Each country’s membership in any international organization entails maintaining a Commissioner’s office where their phones never ring, their reports are never read, and their meetings are never covered in the media. This globalist waste would be comical if it weren’t for the high number of diplomatic salaries, Commissioners, red passports and travel budgets squandered on meaningless verbiage blown into the wind. Every single day, in some resort / conference venue by the sea, “high-level” ministerials rifle through an agenda to nowhere, clicking their PowerPoints until it’s time for lunch.
The US is a fairly wealthy country and can afford the wasted billions spent maintaining ineffective secretariats and open budgets to send these international delegations on the road to nowhere. What is more obscene is the amount spent by poor, often corrupt countries to keep seats at the tables of organizations that do nothing so spectacularly. I fear that much of the development aid distributed through these global bodies will go first to paying off the quasi-diplomatic delegations who faithfully show up year after year at some host-nation events and working group meetings. Given there are literally thousands of such international bodies covering every possible interest, there are a lot of uncles cashing in on the favor banks in these otherwise impoverished countries.
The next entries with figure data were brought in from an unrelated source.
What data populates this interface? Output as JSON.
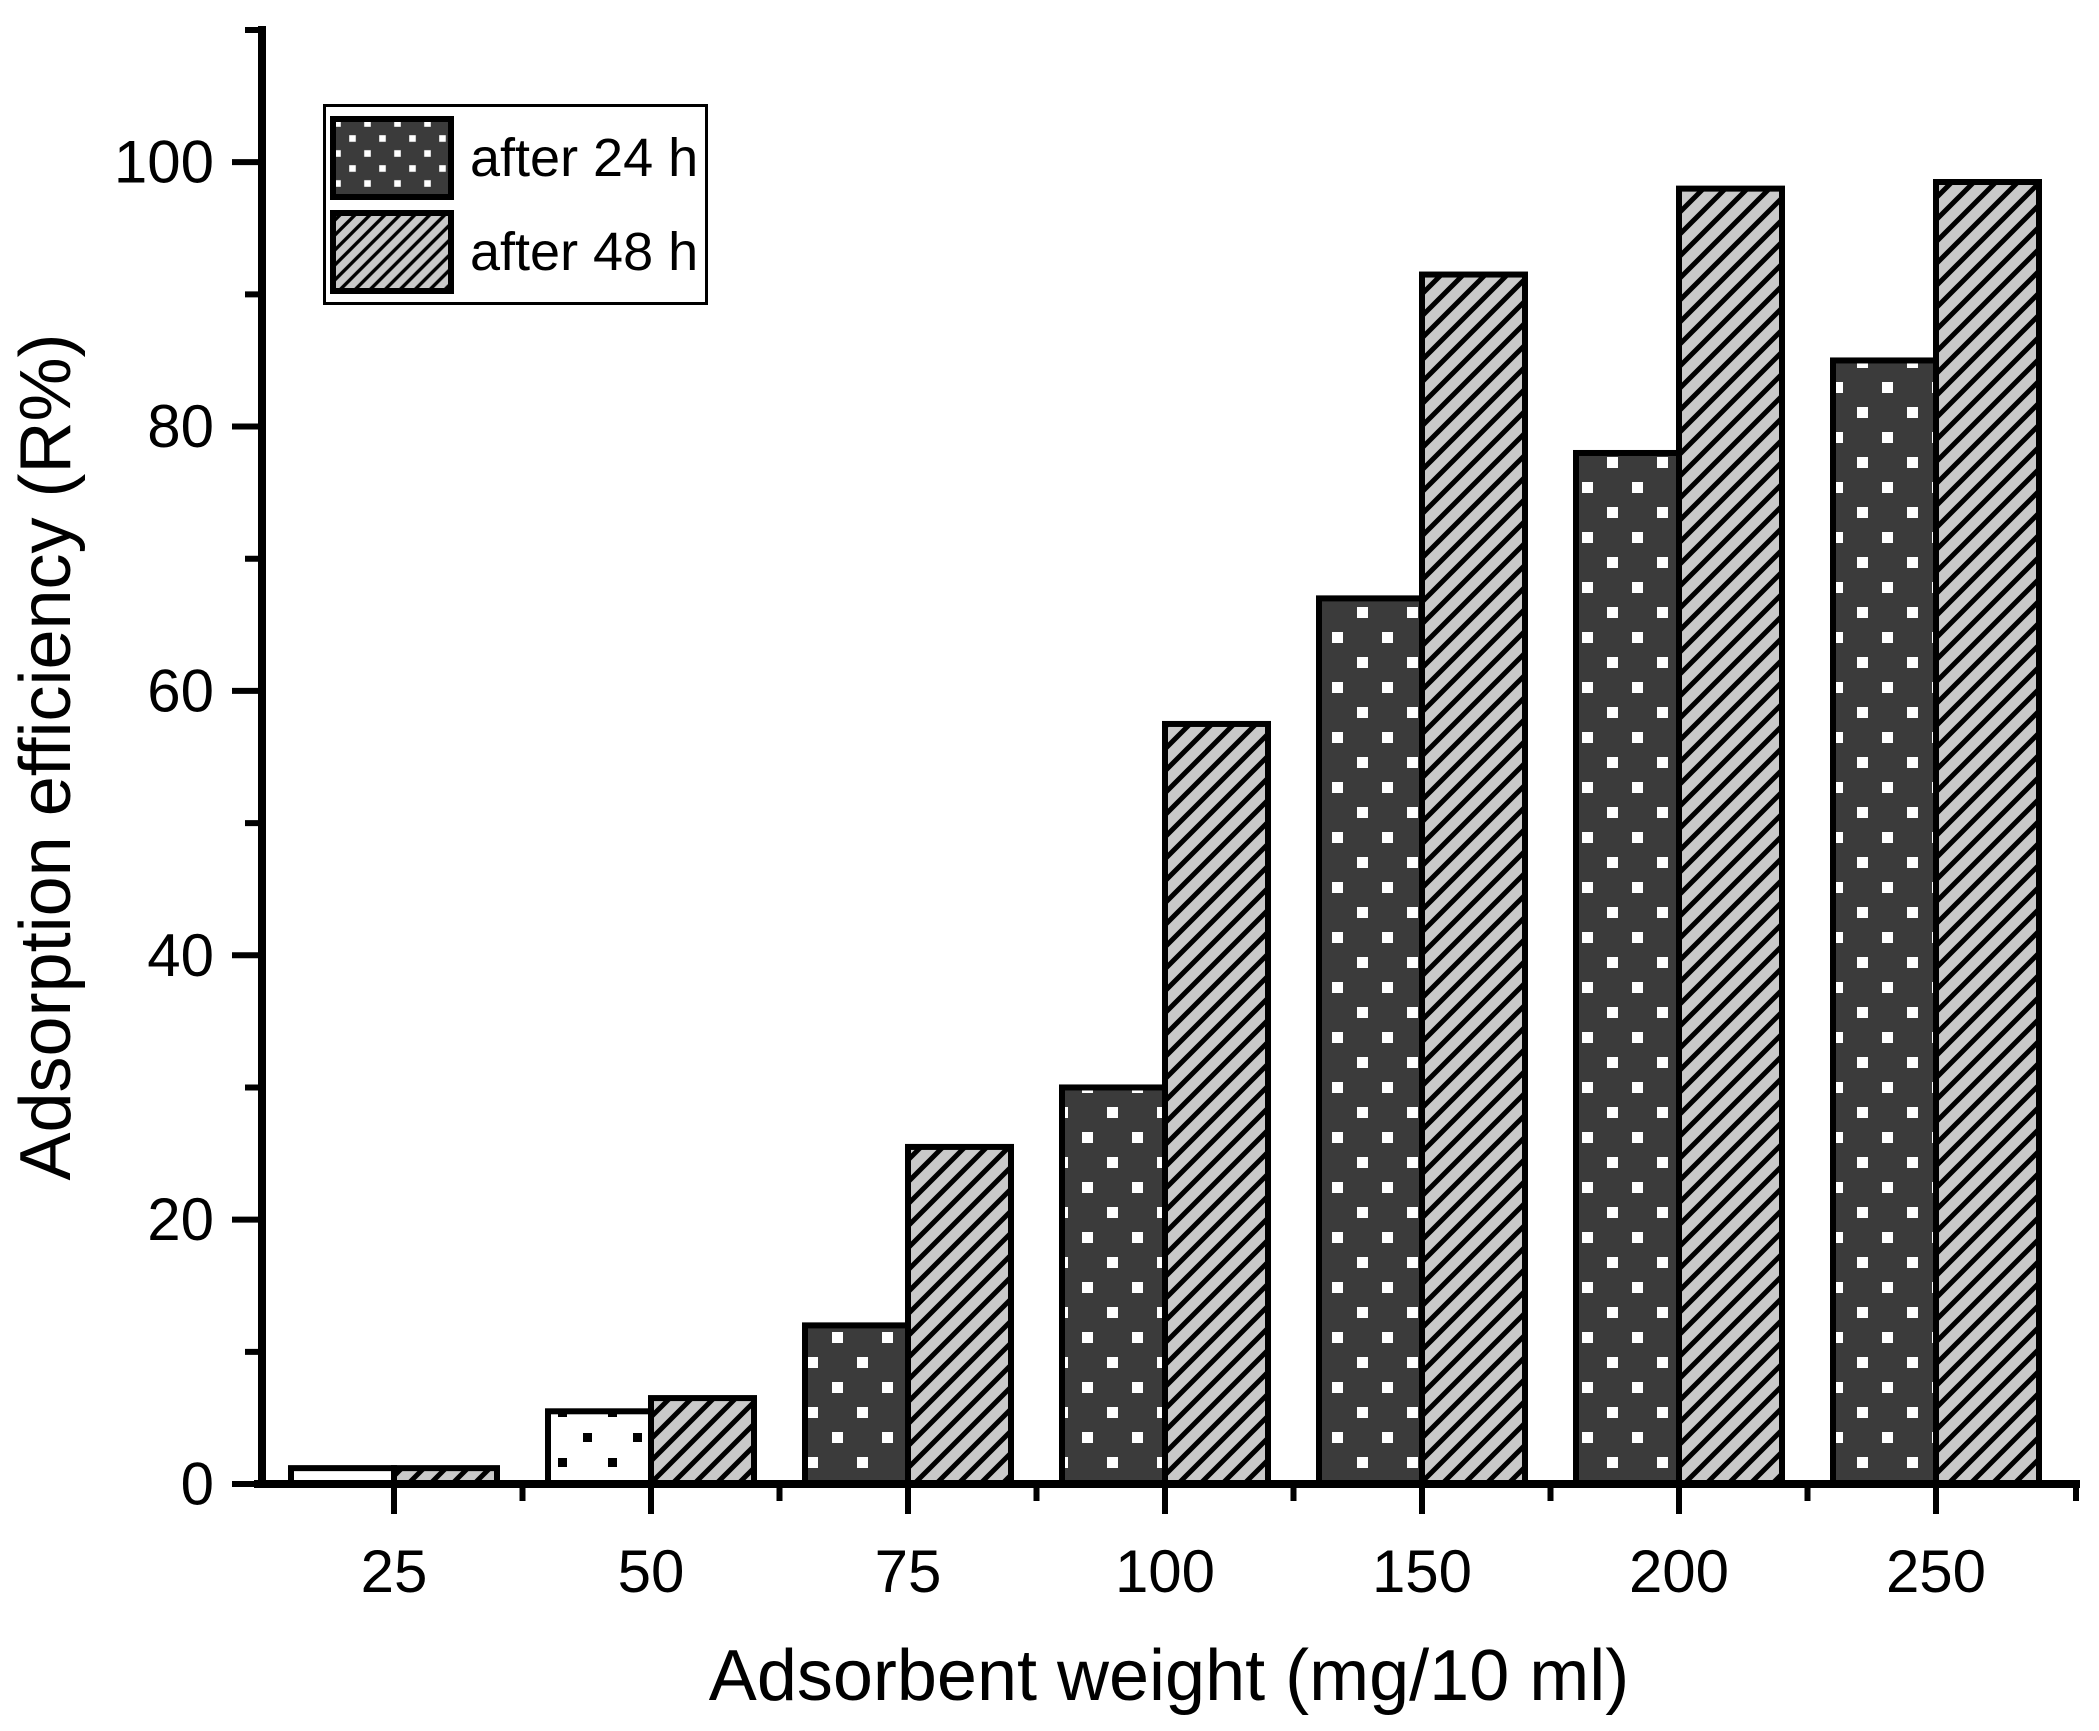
{
  "chart_data": {
    "type": "bar",
    "title": "",
    "xlabel": "Adsorbent weight (mg/10 ml)",
    "ylabel": "Adsorption efficiency (R%)",
    "categories": [
      "25",
      "50",
      "75",
      "100",
      "150",
      "200",
      "250"
    ],
    "series": [
      {
        "name": "after 24 h",
        "values": [
          1.2,
          5.5,
          12,
          30,
          67,
          78,
          85
        ],
        "pattern": "dots-dark",
        "bar_fills": [
          "dots-light",
          "dots-light",
          "dots-dark",
          "dots-dark",
          "dots-dark",
          "dots-dark",
          "dots-dark"
        ]
      },
      {
        "name": "after 48 h",
        "values": [
          1.2,
          6.5,
          25.5,
          57.5,
          91.5,
          98,
          98.5
        ],
        "pattern": "hatch",
        "bar_fills": [
          "hatch",
          "hatch",
          "hatch",
          "hatch",
          "hatch",
          "hatch",
          "hatch"
        ]
      }
    ],
    "ylim": [
      0,
      110
    ],
    "yticks": [
      0,
      20,
      40,
      60,
      80,
      100
    ],
    "yminorticks": [
      10,
      30,
      50,
      70,
      90,
      110
    ],
    "grid": false,
    "legend_position": "top-left"
  },
  "legend": {
    "items": [
      {
        "label": "after 24 h",
        "pattern": "dots-dark"
      },
      {
        "label": "after 48 h",
        "pattern": "hatch"
      }
    ]
  },
  "colors": {
    "background": "#ffffff",
    "axis": "#000000",
    "bar_border": "#000000",
    "bar_dark_fill": "#3b3b3b",
    "bar_dark_dot": "#ffffff",
    "bar_light_fill": "#ffffff",
    "bar_light_dot": "#000000",
    "hatch_fill": "#c9c9c9",
    "hatch_line": "#000000"
  }
}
Case Study: The Developing 8
I recently discovered one of those useless international bodies, known as the Developing 8 (or D-8), that has existed since 1997 (perhaps as a foil to the G-8 at the time to represent Muslim-majority developing countries). I cannot see anything useful that they have achieved in their 29 years of existence, except a series of ministerial meetings, Commissioner retreats, policy statements, amiable goals, and well, more meetings. As Indonesia takes over the chair with an ambitious program (I wish I were making this up), it seems like the D-8 is primed for … more obscurity (although deftly executed with an ample budget for the Indonesian rotating chair).
For those who have never heard of the D-8, you are not alone. It was founded to promote development cooperation among eight emerging nations: Bangladesh, Egypt, Indonesia, Iran, Malaysia, Nigeria, Pakistan, and Turkey. 27 years after the Istanbul Declaration, this global organization, out of nowhere, decided to expand with the addition of Azerbaijan.
The D-8 have set many lofty policy goals like:
growing intra-organization trade by $500 billion (but achieving just $60-70 billion by 2023);
increased shared investment vehicles (although China, a non-member, seems to be exerting more influence with its infrastructure loans to Nigeria, Egypt and of course, Pakistan);
their “D-8 Payment Arrangement” for banking cooperation hit a small snag given that Iran is a D-8 member, leading to the risk of the US imposing sanctions on the block;
even more troublesome, holding D-8 payment reserves is quite risky given the recent extreme volatility in the Turkish lira, Egyptian pound, and Pakistani rupee.
In short, the D-8 has achieved nothing in its 29 years of meetings, conferences, ministerials and policy strategies. Still, everybody (and their uncles) continue to travel around the world, attend meetings and sign more declarations.

Outside of national expenditures, D-8 Commissioner offices and rotating chair costs, the D-8 General Reserve Fund has an annual budget of around $1.3 million (based on calculations from the D-8’s 49th session report). This pays for their secretariat offices in Istanbul. A problem though is that Iran has been in arrears due to sanctions restricting foreign exchange transfers. They are considering resorting to cash settlements following the model set up by the Indian Ocean Rim Association (IORA) ... another international organization, also set up in 1997, that seems to hum along to its own tune.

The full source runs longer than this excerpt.